Parenting is the most amazing Gift. Like the Goddess Inanna stripping off her every outer adornment and protection, we are offered an opportunity to leave every last vestage of "normal" and bear witness to Ereshkigal: moan and rock like the flies with the Queen of our Souls:

The kurgarra and galatur [the flies] moan with Ereshkigal, appeasing her anguish by the echo of their concern, affirming her in her suffering. Enki has understood that complaining is one voice of the dark goddess, a way of expressing life -- valid and deep in the feminine soul. Such complaining does not seek alleviation as much as it is to simply state the existence of things as they are felt to a sensitive and vulnerable being. There is no need for a stoic-heroic superego perspective of judging it as foolish and passive whining, but rather it should be viewed as autonomous fact -- “that's the way it is.” Suffering is seen as part of reverencing.

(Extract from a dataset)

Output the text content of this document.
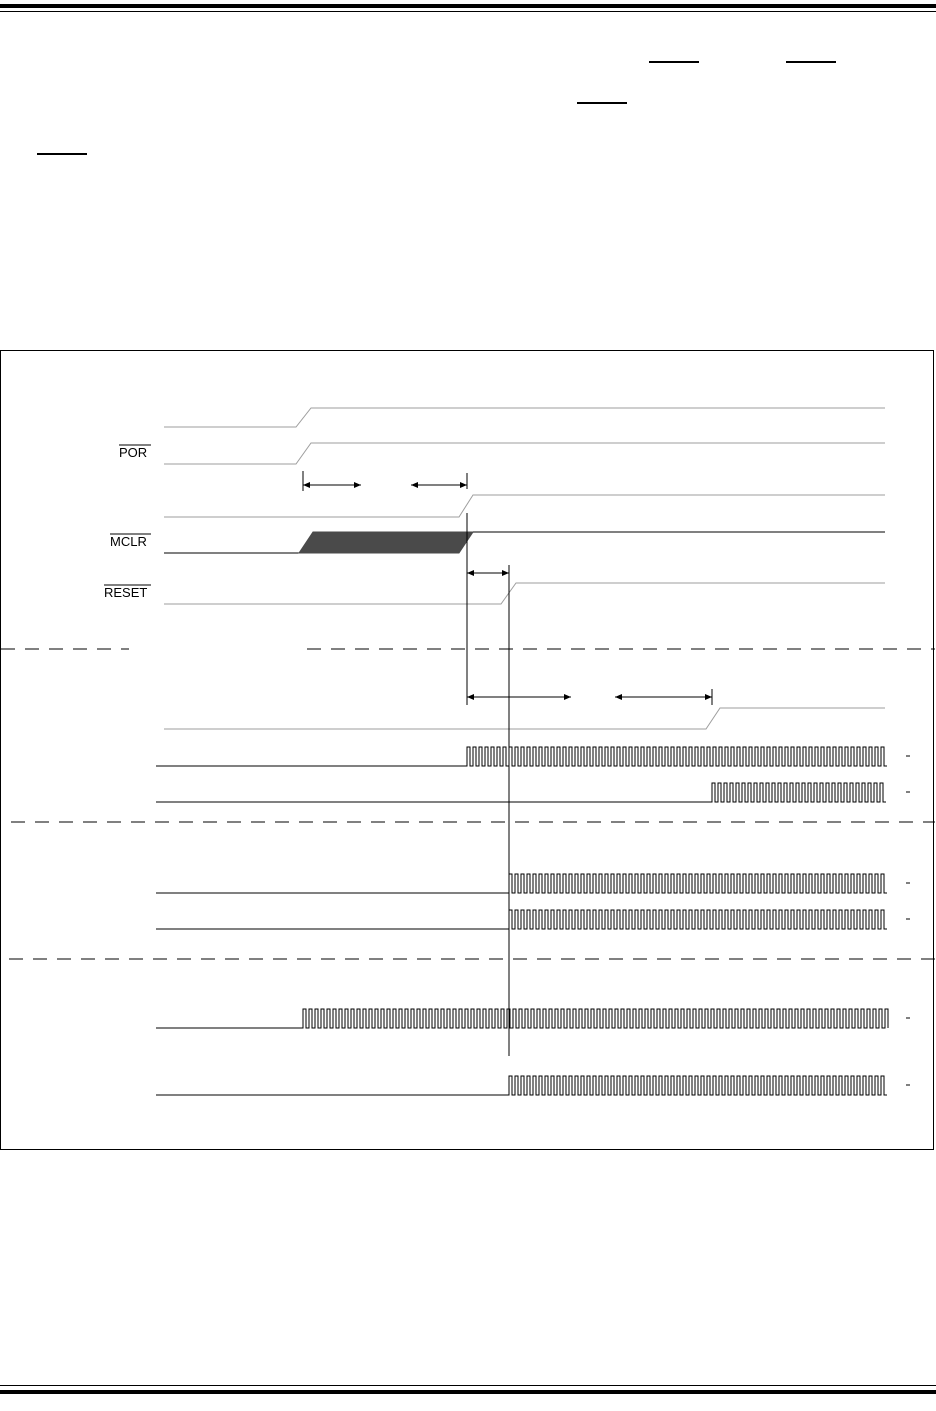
POR
MCLR
RESET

Ereshkigal is so touched by the attention they offer her in her pain that she extends herself and offers gifts of fertility and growth.

We are offered the chance to allow another's reality to be True and Good (straight from God) no matter how late it will make us at the grocery store or how awkward we think it might make us look in front of our friends, and that very stretching to listen (with God) to our unutterably marvelous children is, although absolutely a treasure for our children, also, fantastically, a gift to ourselves as well.

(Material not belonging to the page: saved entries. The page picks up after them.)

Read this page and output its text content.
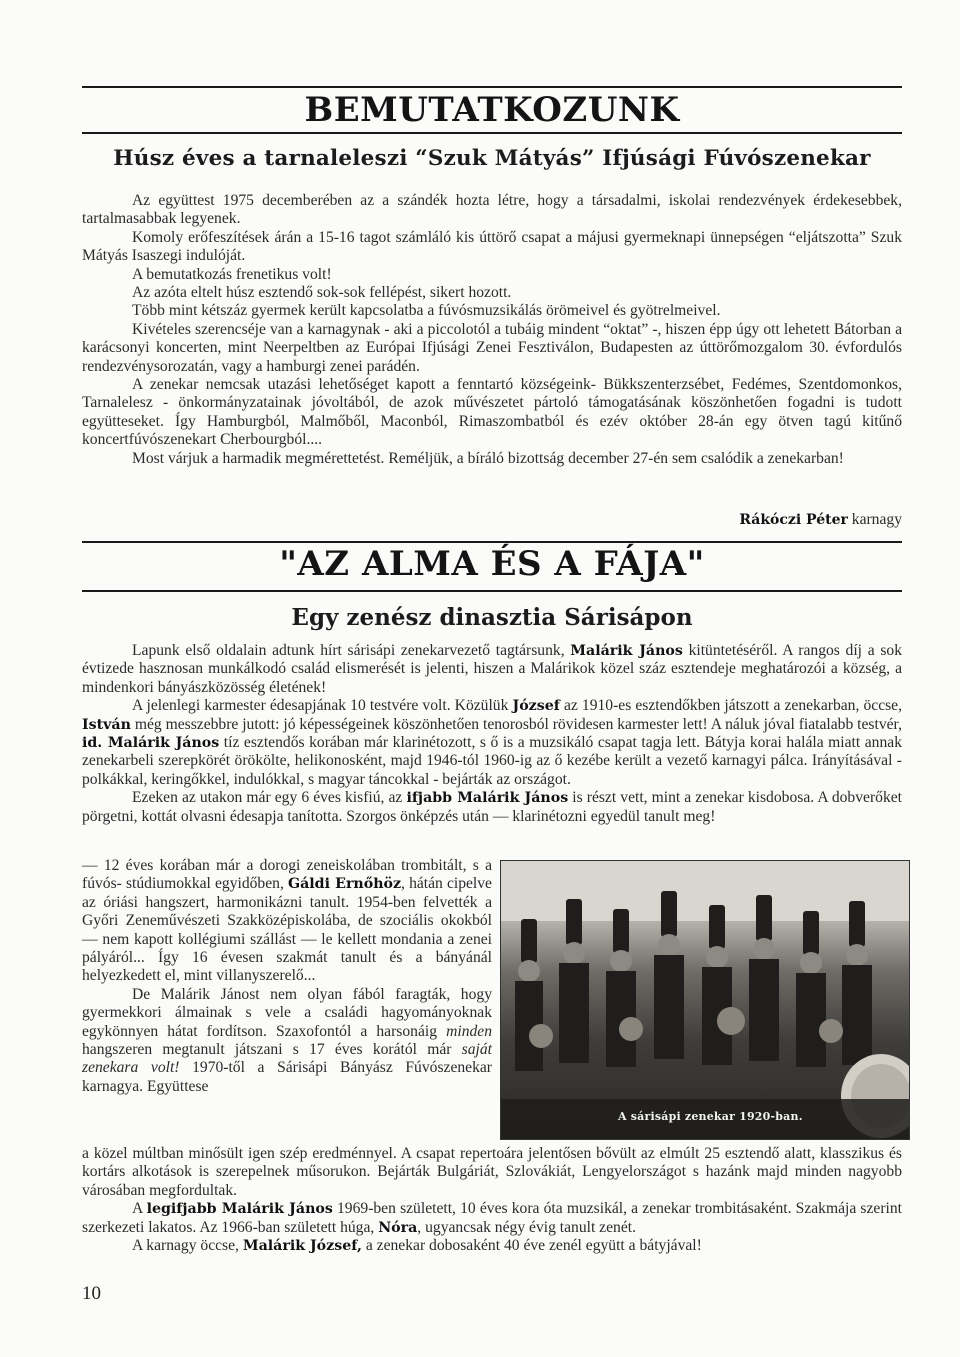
BEMUTATKOZUNK
Húsz éves a tarnaleleszi “Szuk Mátyás” Ifjúsági Fúvószenekar

Az együttest 1975 decemberében az a szándék hozta létre, hogy a társadalmi, iskolai rendezvények érdekesebbek, tartalmasabbak legyenek.

Komoly erőfeszítések árán a 15-16 tagot számláló kis úttörő csapat a májusi gyermeknapi ünnepségen “eljátszotta” Szuk Mátyás Isaszegi indulóját.

A bemutatkozás frenetikus volt!

Az azóta eltelt húsz esztendő sok-sok fellépést, sikert hozott.

Több mint kétszáz gyermek került kapcsolatba a fúvósmuzsikálás örömeivel és gyötrelmeivel.

Kivételes szerencséje van a karnagynak - aki a piccolotól a tubáig mindent “oktat” -, hiszen épp úgy ott lehetett Bátorban a karácsonyi koncerten, mint Neerpeltben az Európai Ifjúsági Zenei Fesztiválon, Budapesten az úttörőmozgalom 30. évfordulós rendezvénysorozatán, vagy a hamburgi zenei parádén.

A zenekar nemcsak utazási lehetőséget kapott a fenntartó községeink- Bükkszenterzsébet, Fedémes, Szentdomonkos, Tarnalelesz - önkormányzatainak jóvoltából, de azok művészetet pártoló támogatásának köszönhetően fogadni is tudott együtteseket. Így Hamburgból, Malmőből, Maconból, Rimaszombatból és ezév október 28-án egy ötven tagú kitűnő koncertfúvószenekart Cherbourgból....

Most várjuk a harmadik megmérettetést. Reméljük, a bíráló bizottság december 27-én sem csalódik a zenekarban!

Rákóczi Péter karnagy
"AZ ALMA ÉS A FÁJA"
Egy zenész dinasztia Sárisápon

Lapunk első oldalain adtunk hírt sárisápi zenekarvezető tagtársunk, Malárik János kitüntetéséről. A rangos díj a sok évtizede hasznosan munkálkodó család elismerését is jelenti, hiszen a Malárikok közel száz esztendeje meghatározói a község, a mindenkori bányászközösség életének!

A jelenlegi karmester édesapjának 10 testvére volt. Közülük József az 1910-es esztendőkben játszott a zenekarban, öccse, István még messzebbre jutott: jó képességeinek köszönhetően tenorosból rövidesen karmester lett! A náluk jóval fiatalabb testvér, id. Malárik János tíz esztendős korában már klarinétozott, s ő is a muzsikáló csapat tagja lett. Bátyja korai halála miatt annak zenekarbeli szerepkörét örökölte, helikonosként, majd 1946-tól 1960-ig az ő kezébe került a vezető karnagyi pálca. Irányításával - polkákkal, keringőkkel, indulókkal, s magyar táncokkal - bejárták az országot.

Ezeken az utakon már egy 6 éves kisfiú, az ifjabb Malárik János is részt vett, mint a zenekar kisdobosa. A dobverőket pörgetni, kottát olvasni édesapja tanította. Szorgos önképzés után — klarinétozni egyedül tanult meg!

— 12 éves korában már a dorogi zeneiskolában trombitált, s a fúvós- stúdiumokkal egyidőben, Gáldi Ernőhöz, hátán cipelve az óriási hangszert, harmonikázni tanult. 1954-ben felvették a Győri Zeneművészeti Szakközépiskolába, de szociális okokból — nem kapott kollégiumi szállást — le kellett mondania a zenei pályáról... Így 16 évesen szakmát tanult és a bányánál helyezkedett el, mint villanyszerelő...

De Malárik Jánost nem olyan fából faragták, hogy gyermekkori álmainak s vele a családi hagyományoknak egykönnyen hátat fordítson. Szaxofontól a harsonáig minden hangszeren megtanult játszani s 17 éves korától már saját zenekara volt! 1970-től a Sárisápi Bányász Fúvószenekar karnagya. Együttese

A sárisápi zenekar 1920-ban.

a közel múltban minősült igen szép eredménnyel. A csapat repertoára jelentősen bővült az elmúlt 25 esztendő alatt, klasszikus és kortárs alkotások is szerepelnek műsorukon. Bejárták Bulgáriát, Szlovákiát, Lengyelországot s hazánk majd minden nagyobb városában megfordultak.

A legifjabb Malárik János 1969-ben született, 10 éves kora óta muzsikál, a zenekar trombitásaként. Szakmája szerint szerkezeti lakatos. Az 1966-ban született húga, Nóra, ugyancsak négy évig tanult zenét.

A karnagy öccse, Malárik József, a zenekar dobosaként 40 éve zenél együtt a bátyjával!

10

Like Ereshkigal, our children (and our own inner children) (and God) hear our attentive moaning with and extend themselves, offering us Blessings.

I grew up hearing all about how I was supposed to be seen but not heard. (Raise your hands: how many of you heard that too??) And so I thought that that was my job as a parent: to "spend the first two years of their lives teaching my children to walk and talk and the next sixteen years to sit down and shut up". But I now can see that this method just teaches us that we must be pretty enough to be visually pleasing and yet that we have nothing inside of any value to anyone, least of all ourselves. I can see, miraculously, in my children that this is blatently not true.

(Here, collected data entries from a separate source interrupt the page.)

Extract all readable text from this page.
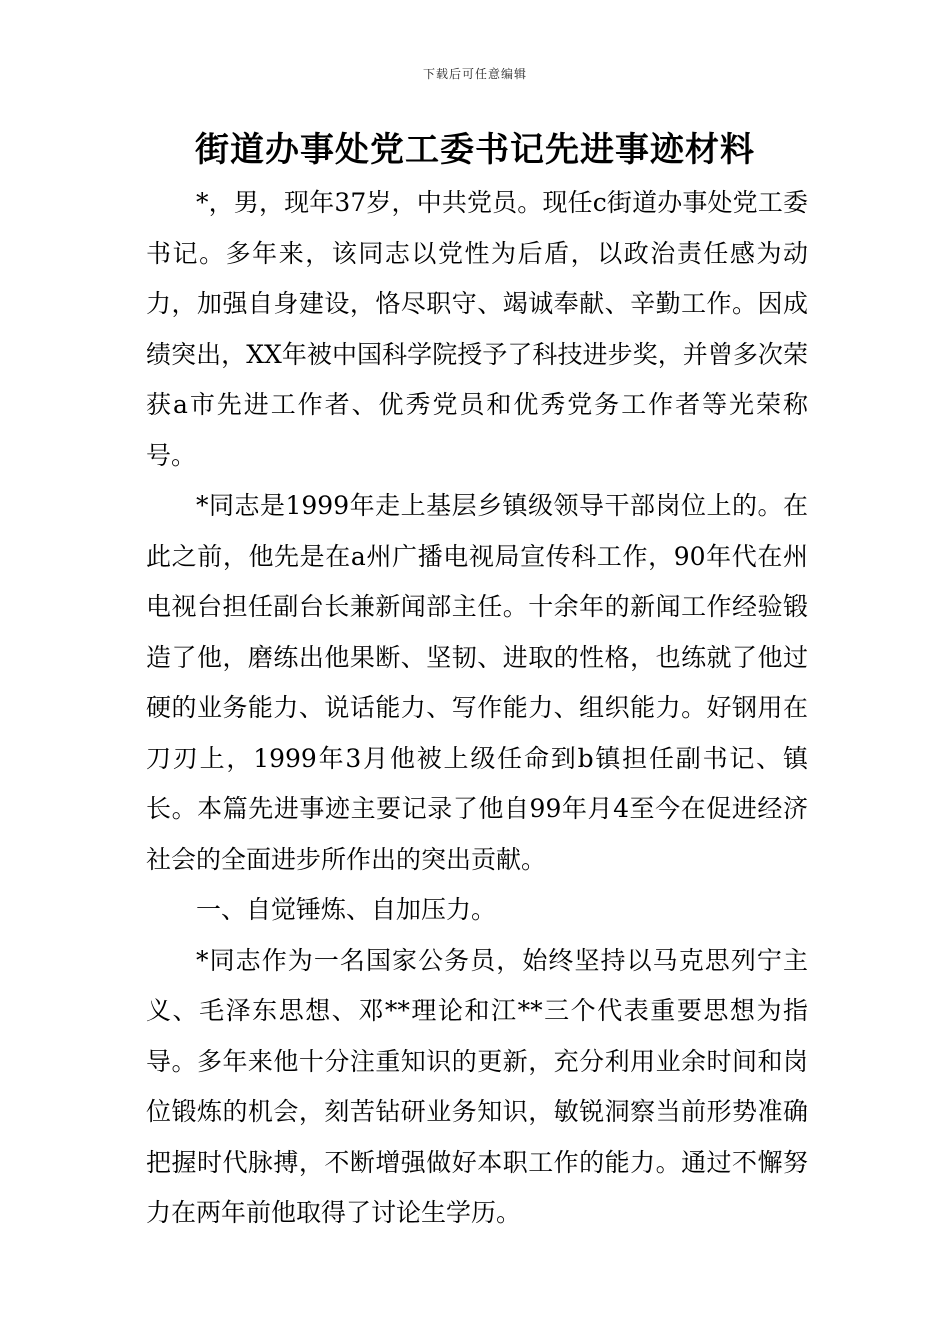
下载后可任意编辑
街道办事处党工委书记先进事迹材料

*，男，现年37岁，中共党员。现任c街道办事处党工委书记。多年来，该同志以党性为后盾，以政治责任感为动力，加强自身建设，恪尽职守、竭诚奉献、辛勤工作。因成绩突出，XX年被中国科学院授予了科技进步奖，并曾多次荣获a市先进工作者、优秀党员和优秀党务工作者等光荣称号。

*同志是1999年走上基层乡镇级领导干部岗位上的。在此之前，他先是在a州广播电视局宣传科工作，90年代在州电视台担任副台长兼新闻部主任。十余年的新闻工作经验锻造了他，磨练出他果断、坚韧、进取的性格，也练就了他过硬的业务能力、说话能力、写作能力、组织能力。好钢用在刀刃上，1999年3月他被上级任命到b镇担任副书记、镇长。本篇先进事迹主要记录了他自99年月4至今在促进经济社会的全面进步所作出的突出贡献。

一、自觉锤炼、自加压力。

*同志作为一名国家公务员，始终坚持以马克思列宁主义、毛泽东思想、邓**理论和江**三个代表重要思想为指导。多年来他十分注重知识的更新，充分利用业余时间和岗位锻炼的机会，刻苦钻研业务知识，敏锐洞察当前形势准确把握时代脉搏，不断增强做好本职工作的能力。通过不懈努力在两年前他取得了讨论生学历。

At every turn my children open doors for me. Through loving them (listening to them, even when their hungers or needs don't fit my schedule or sense of decorum, and even when I am quite sure that I have no strength or talent for doing what they need to have done) I have experienced my own wonderfullness. This happens when I am making way for what they can do, as well as making allowances for what they cannot do.

And then sometimes, often, yesterday, if I stay right with them, mirroring to them what I see, confirming to them by altering my pace to suit theirs that they are infinately loveable, then what they used to not be able to do they can now accomplish.

Oh. My. God.

And so my life has been full lately of this work. Or maybe just reverence.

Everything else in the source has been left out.